More than two decades ago, a small group of women with advanced breast cancer took part in a clinical trial that tested an experimental vaccine. All these years later, every one of them is still alive. Researchers say survival over such a long period is extremely uncommon for people with metastatic breast cancer, which is why the case drew renewed scientific attention.
Researchers at Duke Health took a closer look at the immune systems of the women who participated in the trial, which was led by Herbert Kim Lyerly, M.D., George Barth Geller Distinguished Professor of Immunology at Duke University School of Medicine. What they discovered surprised them. Even after many years, the women still had powerful immune cells that could recognize their cancer.

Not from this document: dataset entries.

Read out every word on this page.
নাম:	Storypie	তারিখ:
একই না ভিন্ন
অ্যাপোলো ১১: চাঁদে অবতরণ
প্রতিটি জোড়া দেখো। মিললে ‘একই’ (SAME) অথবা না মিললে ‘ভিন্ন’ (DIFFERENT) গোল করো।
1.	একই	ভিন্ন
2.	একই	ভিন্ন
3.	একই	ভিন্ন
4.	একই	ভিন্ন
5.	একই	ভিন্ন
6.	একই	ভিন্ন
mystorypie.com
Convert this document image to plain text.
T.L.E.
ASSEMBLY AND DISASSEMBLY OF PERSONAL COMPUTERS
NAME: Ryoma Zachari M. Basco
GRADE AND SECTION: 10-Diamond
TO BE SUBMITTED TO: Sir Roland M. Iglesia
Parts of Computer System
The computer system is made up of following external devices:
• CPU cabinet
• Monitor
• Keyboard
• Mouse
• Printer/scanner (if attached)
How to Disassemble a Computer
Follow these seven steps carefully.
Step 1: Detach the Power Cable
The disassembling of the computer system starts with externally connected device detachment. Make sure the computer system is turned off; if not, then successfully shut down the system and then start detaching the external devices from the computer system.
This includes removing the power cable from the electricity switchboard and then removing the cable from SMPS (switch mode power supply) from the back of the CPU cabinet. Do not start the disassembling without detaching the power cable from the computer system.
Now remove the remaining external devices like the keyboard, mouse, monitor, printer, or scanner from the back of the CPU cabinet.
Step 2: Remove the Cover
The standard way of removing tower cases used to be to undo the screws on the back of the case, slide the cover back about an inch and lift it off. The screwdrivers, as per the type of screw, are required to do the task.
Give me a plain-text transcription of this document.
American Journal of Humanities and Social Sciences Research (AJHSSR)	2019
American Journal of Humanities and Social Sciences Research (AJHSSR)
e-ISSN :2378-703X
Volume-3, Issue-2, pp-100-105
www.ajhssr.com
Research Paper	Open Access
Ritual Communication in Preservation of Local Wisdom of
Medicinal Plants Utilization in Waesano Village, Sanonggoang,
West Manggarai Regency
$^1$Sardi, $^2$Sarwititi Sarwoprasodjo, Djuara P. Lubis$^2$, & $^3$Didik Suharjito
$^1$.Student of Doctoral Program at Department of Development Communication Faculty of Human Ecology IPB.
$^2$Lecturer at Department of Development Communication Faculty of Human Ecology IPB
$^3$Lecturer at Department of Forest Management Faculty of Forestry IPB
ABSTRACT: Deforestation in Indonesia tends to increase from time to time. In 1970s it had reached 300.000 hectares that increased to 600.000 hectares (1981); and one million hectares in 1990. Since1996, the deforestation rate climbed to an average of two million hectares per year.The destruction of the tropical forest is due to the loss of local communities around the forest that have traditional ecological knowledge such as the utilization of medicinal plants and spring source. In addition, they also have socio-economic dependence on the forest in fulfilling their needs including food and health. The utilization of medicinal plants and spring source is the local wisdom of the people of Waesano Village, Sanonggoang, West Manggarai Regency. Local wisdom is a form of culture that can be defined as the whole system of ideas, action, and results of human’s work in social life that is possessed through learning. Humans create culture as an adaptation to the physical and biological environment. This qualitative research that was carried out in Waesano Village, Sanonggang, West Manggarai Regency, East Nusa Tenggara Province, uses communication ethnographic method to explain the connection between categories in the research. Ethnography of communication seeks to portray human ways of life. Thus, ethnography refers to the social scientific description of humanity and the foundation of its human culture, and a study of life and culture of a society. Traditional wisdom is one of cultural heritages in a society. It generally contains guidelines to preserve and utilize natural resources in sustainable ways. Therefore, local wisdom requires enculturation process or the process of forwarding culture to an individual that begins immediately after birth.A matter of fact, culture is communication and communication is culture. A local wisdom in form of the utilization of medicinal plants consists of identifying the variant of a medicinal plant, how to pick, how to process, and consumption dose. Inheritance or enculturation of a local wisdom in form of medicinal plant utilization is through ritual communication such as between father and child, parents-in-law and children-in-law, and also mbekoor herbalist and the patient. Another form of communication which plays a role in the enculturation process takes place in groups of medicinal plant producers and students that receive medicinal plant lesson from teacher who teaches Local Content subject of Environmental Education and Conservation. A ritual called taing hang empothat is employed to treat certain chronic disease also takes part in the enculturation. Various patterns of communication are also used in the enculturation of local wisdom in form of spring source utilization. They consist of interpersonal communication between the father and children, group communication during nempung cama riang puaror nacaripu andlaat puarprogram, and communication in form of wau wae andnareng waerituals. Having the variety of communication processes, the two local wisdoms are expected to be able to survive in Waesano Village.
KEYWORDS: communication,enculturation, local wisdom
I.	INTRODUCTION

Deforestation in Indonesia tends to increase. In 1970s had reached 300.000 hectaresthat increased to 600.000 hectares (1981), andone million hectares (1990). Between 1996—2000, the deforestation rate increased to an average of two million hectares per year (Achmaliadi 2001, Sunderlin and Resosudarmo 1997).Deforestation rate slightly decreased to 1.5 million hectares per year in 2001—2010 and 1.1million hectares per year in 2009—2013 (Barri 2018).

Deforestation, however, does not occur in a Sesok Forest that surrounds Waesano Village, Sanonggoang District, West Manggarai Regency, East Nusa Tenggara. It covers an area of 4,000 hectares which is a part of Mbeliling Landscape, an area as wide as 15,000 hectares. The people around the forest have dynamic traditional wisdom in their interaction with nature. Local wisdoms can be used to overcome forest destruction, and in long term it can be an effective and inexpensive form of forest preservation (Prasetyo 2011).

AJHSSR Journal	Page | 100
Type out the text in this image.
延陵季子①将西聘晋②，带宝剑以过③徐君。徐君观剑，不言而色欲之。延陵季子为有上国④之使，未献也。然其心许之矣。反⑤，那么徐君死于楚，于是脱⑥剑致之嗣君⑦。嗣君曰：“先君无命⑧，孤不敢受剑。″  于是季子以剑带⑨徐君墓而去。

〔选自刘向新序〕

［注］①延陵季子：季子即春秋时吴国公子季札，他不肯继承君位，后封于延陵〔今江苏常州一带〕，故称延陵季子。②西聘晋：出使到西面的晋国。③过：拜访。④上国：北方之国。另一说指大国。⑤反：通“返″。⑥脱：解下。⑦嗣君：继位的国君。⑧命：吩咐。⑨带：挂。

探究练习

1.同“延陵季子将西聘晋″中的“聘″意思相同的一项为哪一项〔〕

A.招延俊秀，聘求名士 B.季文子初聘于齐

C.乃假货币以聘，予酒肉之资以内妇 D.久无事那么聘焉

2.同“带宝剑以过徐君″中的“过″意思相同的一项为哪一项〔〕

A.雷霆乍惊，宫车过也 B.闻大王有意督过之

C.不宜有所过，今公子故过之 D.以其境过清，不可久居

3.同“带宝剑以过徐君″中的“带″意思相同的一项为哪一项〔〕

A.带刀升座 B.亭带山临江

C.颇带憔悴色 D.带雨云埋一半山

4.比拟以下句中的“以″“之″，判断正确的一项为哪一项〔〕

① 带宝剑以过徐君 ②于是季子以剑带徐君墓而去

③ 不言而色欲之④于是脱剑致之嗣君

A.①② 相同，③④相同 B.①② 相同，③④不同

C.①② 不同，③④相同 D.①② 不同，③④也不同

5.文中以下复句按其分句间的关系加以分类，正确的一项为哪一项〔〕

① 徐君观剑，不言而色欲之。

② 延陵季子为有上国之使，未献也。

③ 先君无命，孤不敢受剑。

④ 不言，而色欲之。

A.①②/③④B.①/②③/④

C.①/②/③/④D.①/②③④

These immune cells shared a specific marker known as CD27. This marker plays an important role in helping the immune system remember past threats and respond to them again. The results, published in Science Immunology, point to CD27 as a possible way to make cancer vaccines far more effective.
“We were stunned to see such durable immune responses so many years later,” said Zachary Hartman, Ph.D., senior author of the study and associate professor in the Departments of Surgery, Integrative Immunology and Pathologyat Duke University School of Medicine. “It made us ask: What if we could boost this response even more?”
Testing the CD27 Approach in the Lab
To explore that question, the research team ran experiments using mice. They combined a vaccine aimed at HER2 (a protein on the surface of some cells, including breast cancer) with an antibody designed to activate CD27. The results were striking. Nearly 40% of mice that received the combined treatment saw their tumors disappear completely. By comparison, only 6% of mice treated with the vaccine alone experienced the same outcome.
Further analysis showed that the CD27 antibody worked by greatly enhancing the activity of CD4+ T cells, a type of immune cell.
A Bigger Role for Overlooked Immune Cells
According to Hartman, CD4+ T cells, often called “helper” cells, do not usually get much attention in cancer research. Most studies focus instead on CD8+ “killer” T cells, which are known for directly attacking tumors. This study suggests the helper cells may be just as important. They appear to drive lasting immune memory and support other immune cells so they can work more effectively.
When researchers added another antibody that further supports CD8+ T cells, tumor rejection rates in mice climbed to nearly 90%.
“This study really shifts our thinking,” Hartman said. “It shows that CD4+ T cells aren’t just supporting actors; they can be powerful cancer fighters in their own right and are possibly essential for truly effective anti-tumor responses.”
Implications for Future Cancer Treatments
The team also discovered that the CD27 antibody only needed to be given once, at the same time as the vaccine, to produce long lasting effects. This simplicity could make it easier to pair the approach with existing cancer treatments, including immune checkpoint inhibitors and antibody-drug conjugates already used in patients.
Hartman believes these findings may help cancer vaccines finally reach their full promise.
“We’ve known for a long time that vaccines can work against cancer, but they haven’t lived up to the hype,” he said. “This could be a missing piece of the puzzle.”
The study received funding from the National Institutes of Health (117 R01CA238217-01A1/02S1) and the Department of Defense (W81XWH-20-1-034618 and W81XWH-21-2-0031).